Friday 13 March 2009

The Lady In The Lake - Raymond Chandler

A change of scenery as Marlowe heads out of the city and into the hills in a search for a missing person. Perhaps inevitably, what he finds is a corpse. But there is nothing inevitable about the rest of the story. All the usual elements are there, but they are woven into something new and the differences in setting provide a refreshing contrast to earlier works.

Although written much more quickly than the previous novel, it does not show. Chandler brings the same level of professionalism to this work as to all the rest, but it does mark a change in his life. His first four novels were written in a five year period. There were only three more completed in the last sixteen years of his life. True, he produced some good work for the movies, but the burst of energy and anger at the hypocrisy in society which produced the early novels had been spent.

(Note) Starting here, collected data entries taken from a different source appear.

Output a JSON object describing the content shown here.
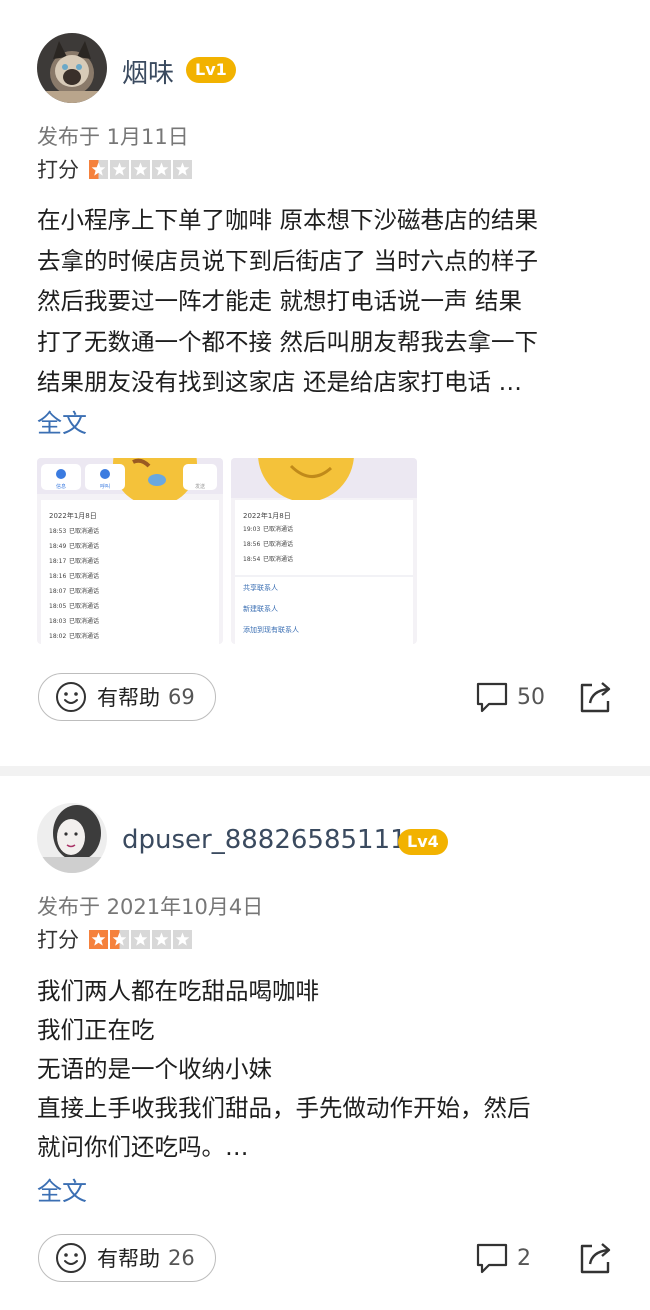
{
  "reviews": [
    {
      "username": "烟味",
      "level": "Lv1",
      "published": "发布于 1月11日",
      "rating_label": "打分",
      "rating": 0.5,
      "body_lines": [
        "在小程序上下单了咖啡 原本想下沙磁巷店的结果",
        "去拿的时候店员说下到后街店了 当时六点的样子",
        "然后我要过一阵才能走 就想打电话说一声 结果",
        "打了无数通一个都不接 然后叫朋友帮我去拿一下",
        "结果朋友没有找到这家店 还是给店家打电话 …"
      ],
      "full_text_link": "全文",
      "photos": [
        {
          "tabs": [
            "信息",
            "呼叫",
            "发送"
          ],
          "date": "2022年1月8日",
          "calls": [
            {
              "time": "18:53",
              "status": "已取消通话"
            },
            {
              "time": "18:49",
              "status": "已取消通话"
            },
            {
              "time": "18:17",
              "status": "已取消通话"
            },
            {
              "time": "18:16",
              "status": "已取消通话"
            },
            {
              "time": "18:07",
              "status": "已取消通话"
            },
            {
              "time": "18:05",
              "status": "已取消通话"
            },
            {
              "time": "18:03",
              "status": "已取消通话"
            },
            {
              "time": "18:02",
              "status": "已取消通话"
            }
          ]
        },
        {
          "date": "2022年1月8日",
          "calls": [
            {
              "time": "19:03",
              "status": "已取消通话"
            },
            {
              "time": "18:56",
              "status": "已取消通话"
            },
            {
              "time": "18:54",
              "status": "已取消通话"
            }
          ],
          "actions": [
            "共享联系人",
            "新建联系人",
            "添加到现有联系人"
          ]
        }
      ],
      "helpful_label": "有帮助",
      "helpful_count": "69",
      "comment_count": "50"
    },
    {
      "username": "dpuser_88826585111",
      "level": "Lv4",
      "published": "发布于 2021年10月4日",
      "rating_label": "打分",
      "rating": 1.5,
      "body_lines": [
        "我们两人都在吃甜品喝咖啡",
        "我们正在吃",
        "无语的是一个收纳小妹",
        "直接上手收我我们甜品，手先做动作开始，然后",
        "就问你们还吃吗。…"
      ],
      "full_text_link": "全文",
      "helpful_label": "有帮助",
      "helpful_count": "26",
      "comment_count": "2"
    }
  ],
  "colors": {
    "accent_link": "#3b6fb3",
    "badge": "#f2b200",
    "star_filled": "#f5813c",
    "star_empty": "#d8d8d8"
  },
  "icons": [
    "smile-icon",
    "comment-icon",
    "share-icon",
    "star-icon"
  ]
}
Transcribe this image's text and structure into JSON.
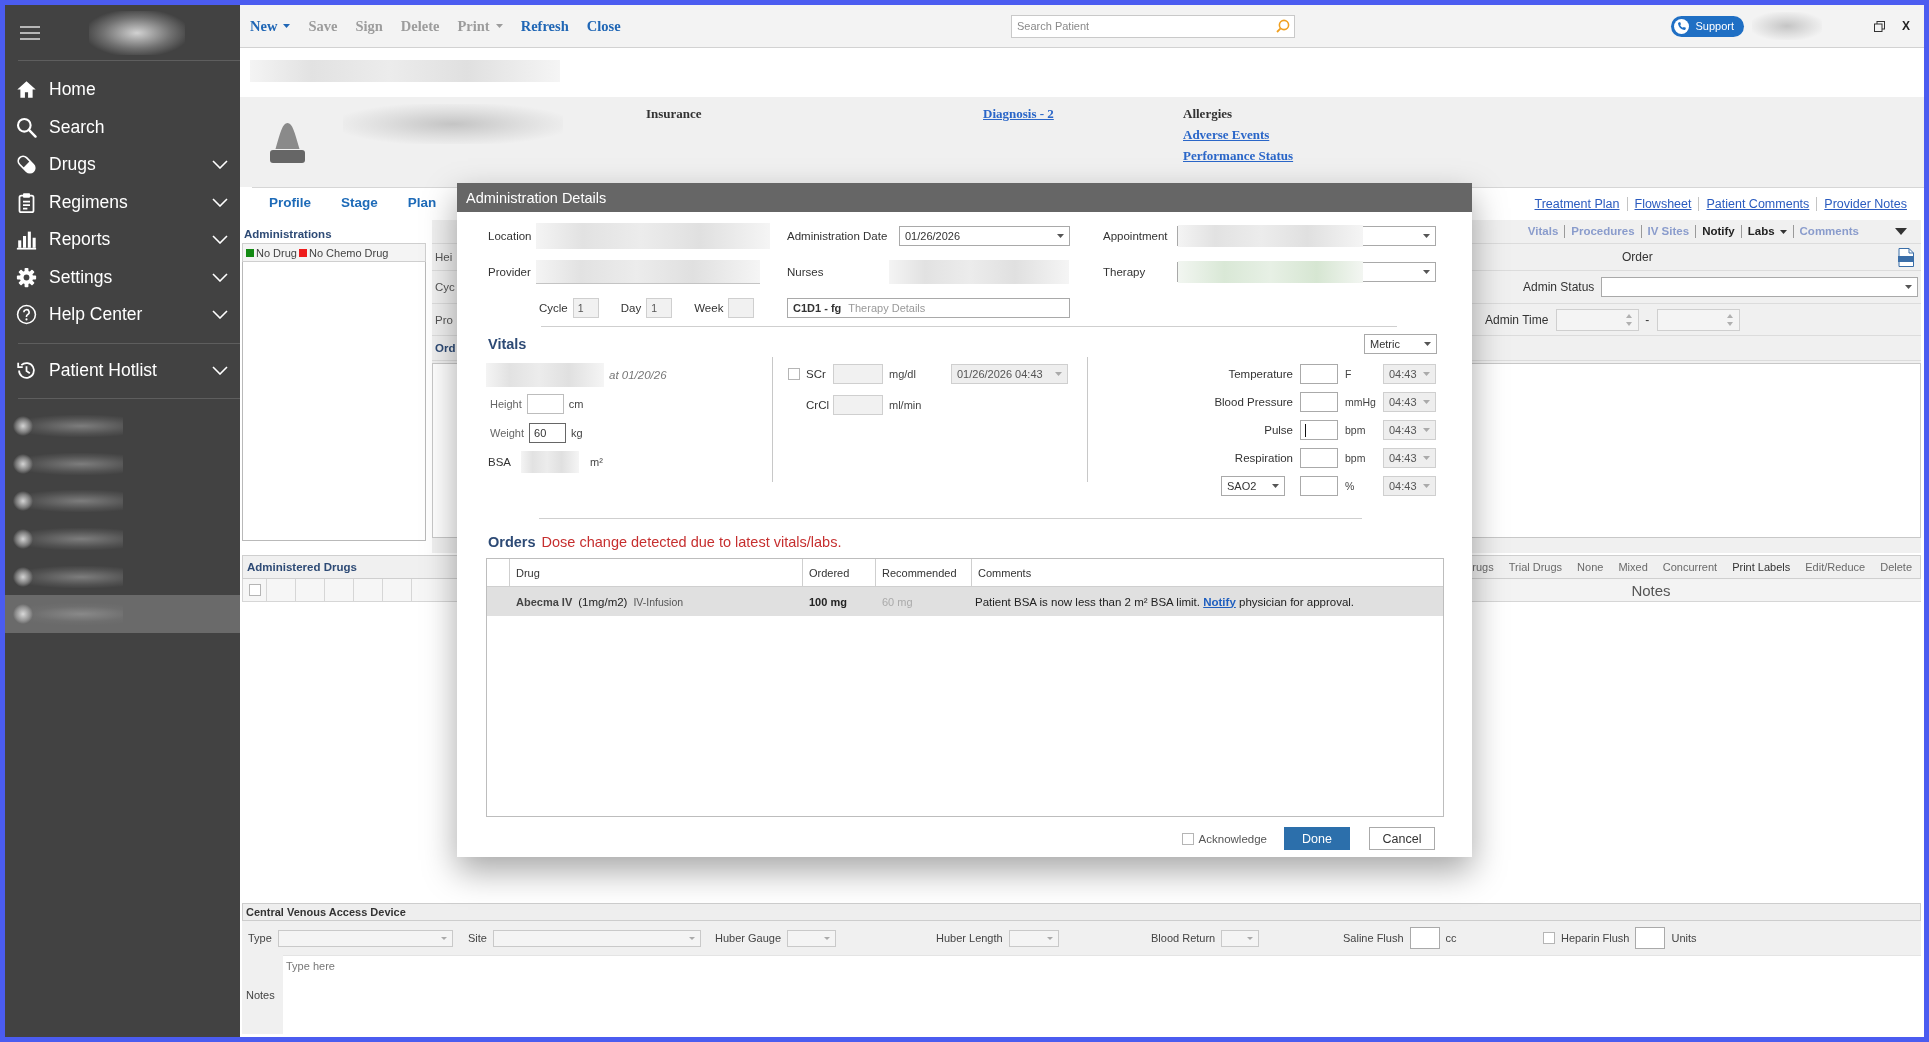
{
  "sidebar": {
    "items": [
      {
        "label": "Home",
        "expandable": false
      },
      {
        "label": "Search",
        "expandable": false
      },
      {
        "label": "Drugs",
        "expandable": true
      },
      {
        "label": "Regimens",
        "expandable": true
      },
      {
        "label": "Reports",
        "expandable": true
      },
      {
        "label": "Settings",
        "expandable": true
      },
      {
        "label": "Help Center",
        "expandable": true
      }
    ],
    "hotlist": {
      "label": "Patient Hotlist",
      "expandable": true
    },
    "hotlist_entries": [
      {
        "selected": false
      },
      {
        "selected": false
      },
      {
        "selected": false
      },
      {
        "selected": false
      },
      {
        "selected": false
      },
      {
        "selected": true
      }
    ]
  },
  "toolbar": {
    "buttons": [
      {
        "label": "New",
        "disabled": false,
        "dropdown": true
      },
      {
        "label": "Save",
        "disabled": true,
        "dropdown": false
      },
      {
        "label": "Sign",
        "disabled": true,
        "dropdown": false
      },
      {
        "label": "Delete",
        "disabled": true,
        "dropdown": false
      },
      {
        "label": "Print",
        "disabled": true,
        "dropdown": true
      },
      {
        "label": "Refresh",
        "disabled": false,
        "dropdown": false
      },
      {
        "label": "Close",
        "disabled": false,
        "dropdown": false
      }
    ],
    "search": {
      "placeholder": "Search Patient"
    },
    "support_button": "Support",
    "close_button": "X"
  },
  "patient_header": {
    "insurance_label": "Insurance",
    "diagnosis_link": "Diagnosis - 2",
    "allergies_label": "Allergies",
    "links": [
      "Adverse Events",
      "Performance Status"
    ]
  },
  "tabs": [
    {
      "label": "Profile",
      "selected": false
    },
    {
      "label": "Stage",
      "selected": false
    },
    {
      "label": "Plan",
      "selected": false
    }
  ],
  "record_links": [
    "Treatment Plan",
    "Flowsheet",
    "Patient Comments",
    "Provider Notes"
  ],
  "section_links": [
    {
      "label": "Vitals",
      "active": false,
      "dropdown": false
    },
    {
      "label": "Procedures",
      "active": false,
      "dropdown": false
    },
    {
      "label": "IV Sites",
      "active": false,
      "dropdown": false
    },
    {
      "label": "Notify",
      "active": true,
      "dropdown": false
    },
    {
      "label": "Labs",
      "active": true,
      "dropdown": true
    },
    {
      "label": "Comments",
      "active": false,
      "dropdown": false
    }
  ],
  "administrations": {
    "title": "Administrations",
    "legend": [
      {
        "label": "No Drug",
        "color": "#138a13"
      },
      {
        "label": "No Chemo Drug",
        "color": "#ee1c1c"
      }
    ]
  },
  "detail_rows": [
    {
      "label": "Hei",
      "kind": "field"
    },
    {
      "label": "Cyc",
      "kind": "field"
    },
    {
      "label": "Pro",
      "kind": "field"
    },
    {
      "label": "Ord",
      "kind": "heading"
    }
  ],
  "order_panel": {
    "title": "Order",
    "admin_status_label": "Admin Status",
    "admin_time_label": "Admin Time",
    "time_separator": "-"
  },
  "administered_drugs": {
    "title": "Administered Drugs",
    "actions": [
      {
        "label": "rugs",
        "disabled": true
      },
      {
        "label": "Trial Drugs",
        "disabled": true
      },
      {
        "label": "None",
        "disabled": true
      },
      {
        "label": "Mixed",
        "disabled": true
      },
      {
        "label": "Concurrent",
        "disabled": true
      },
      {
        "label": "Print Labels",
        "disabled": false
      },
      {
        "label": "Edit/Reduce",
        "disabled": true
      },
      {
        "label": "Delete",
        "disabled": true
      }
    ],
    "select_all": {
      "checked": false
    },
    "notes_title": "Notes"
  },
  "cvad": {
    "title": "Central Venous Access Device",
    "fields": [
      {
        "kind": "select",
        "label": "Type"
      },
      {
        "kind": "select",
        "label": "Site"
      },
      {
        "kind": "select",
        "label": "Huber Gauge"
      },
      {
        "kind": "select",
        "label": "Huber Length"
      },
      {
        "kind": "select",
        "label": "Blood Return"
      },
      {
        "kind": "input",
        "label": "Saline Flush",
        "unit": "cc"
      },
      {
        "kind": "checkbox_input",
        "label": "Heparin Flush",
        "checked": false,
        "unit": "Units"
      }
    ],
    "notes_label": "Notes",
    "notes_placeholder": "Type here"
  },
  "dialog": {
    "title": "Administration Details",
    "location_label": "Location",
    "admin_date": {
      "label": "Administration Date",
      "value": "01/26/2026"
    },
    "appointment_label": "Appointment",
    "provider_label": "Provider",
    "nurses_label": "Nurses",
    "therapy_label": "Therapy",
    "schedule": [
      {
        "label": "Cycle",
        "value": "1"
      },
      {
        "label": "Day",
        "value": "1"
      },
      {
        "label": "Week"
      }
    ],
    "therapy_details": {
      "value": "C1D1 - fg",
      "placeholder": "Therapy Details"
    },
    "vitals": {
      "title": "Vitals",
      "unit_system": "Metric",
      "recorded": "at 01/20/26",
      "body": [
        {
          "kind": "input",
          "label": "Height",
          "unit": "cm"
        },
        {
          "kind": "input",
          "label": "Weight",
          "value": "60",
          "unit": "kg"
        },
        {
          "kind": "computed",
          "label": "BSA",
          "unit": "m²"
        }
      ],
      "labs": [
        {
          "label": "SCr",
          "checked": false,
          "unit": "mg/dl",
          "time": "01/26/2026 04:43"
        },
        {
          "label": "CrCl",
          "unit": "ml/min"
        }
      ],
      "signs": [
        {
          "kind": "label",
          "label": "Temperature",
          "unit": "F",
          "time": "04:43",
          "focused": false
        },
        {
          "kind": "label",
          "label": "Blood Pressure",
          "unit": "mmHg",
          "time": "04:43",
          "focused": false
        },
        {
          "kind": "label",
          "label": "Pulse",
          "unit": "bpm",
          "time": "04:43",
          "focused": true
        },
        {
          "kind": "label",
          "label": "Respiration",
          "unit": "bpm",
          "time": "04:43",
          "focused": false
        },
        {
          "kind": "select",
          "label": "SAO2",
          "unit": "%",
          "time": "04:43",
          "focused": false
        }
      ]
    },
    "orders": {
      "title": "Orders",
      "alert": "Dose change detected due to latest vitals/labs.",
      "columns": [
        "Drug",
        "Ordered",
        "Recommended",
        "Comments"
      ],
      "rows": [
        {
          "selected": true,
          "drug": "Abecma IV",
          "dose": "(1mg/m2)",
          "route": "IV-Infusion",
          "ordered": "100 mg",
          "recommended": "60 mg",
          "comment": "Patient BSA is now less than 2 m² BSA limit.",
          "comment_link": "Notify",
          "comment_end": "physician for approval."
        }
      ]
    },
    "acknowledge": {
      "label": "Acknowledge",
      "checked": false
    },
    "buttons": [
      {
        "label": "Done",
        "kind": "primary"
      },
      {
        "label": "Cancel",
        "kind": "secondary"
      }
    ]
  }
}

The complexity of the plot required an explanation at the end which is perhaps a slight disappointment. Anyone reading the novel with care (and, of course, it is a book that can be re-read) will follow the twists and turns, but it is handled better than in most novels and whilst it slows the pace, it does not create an anti-climax.

The writing has also matured. Chandler was a vivid writer from the start, but his descriptions of the lake and its community are extremely well done (Marlowe’s several brief encounters with deer are both amusing and pin sharp in their accuracy. But whilst the contrast between rural and urban life is pointed, there is no dewy eyed romanticism. It’s not the scenery that commits murder, it’s the people.

With an end that fittingly marks what would be the last Marlowe novel for some time; this is yet another fine work that uses a specific genre to explore the universal verities of human existence.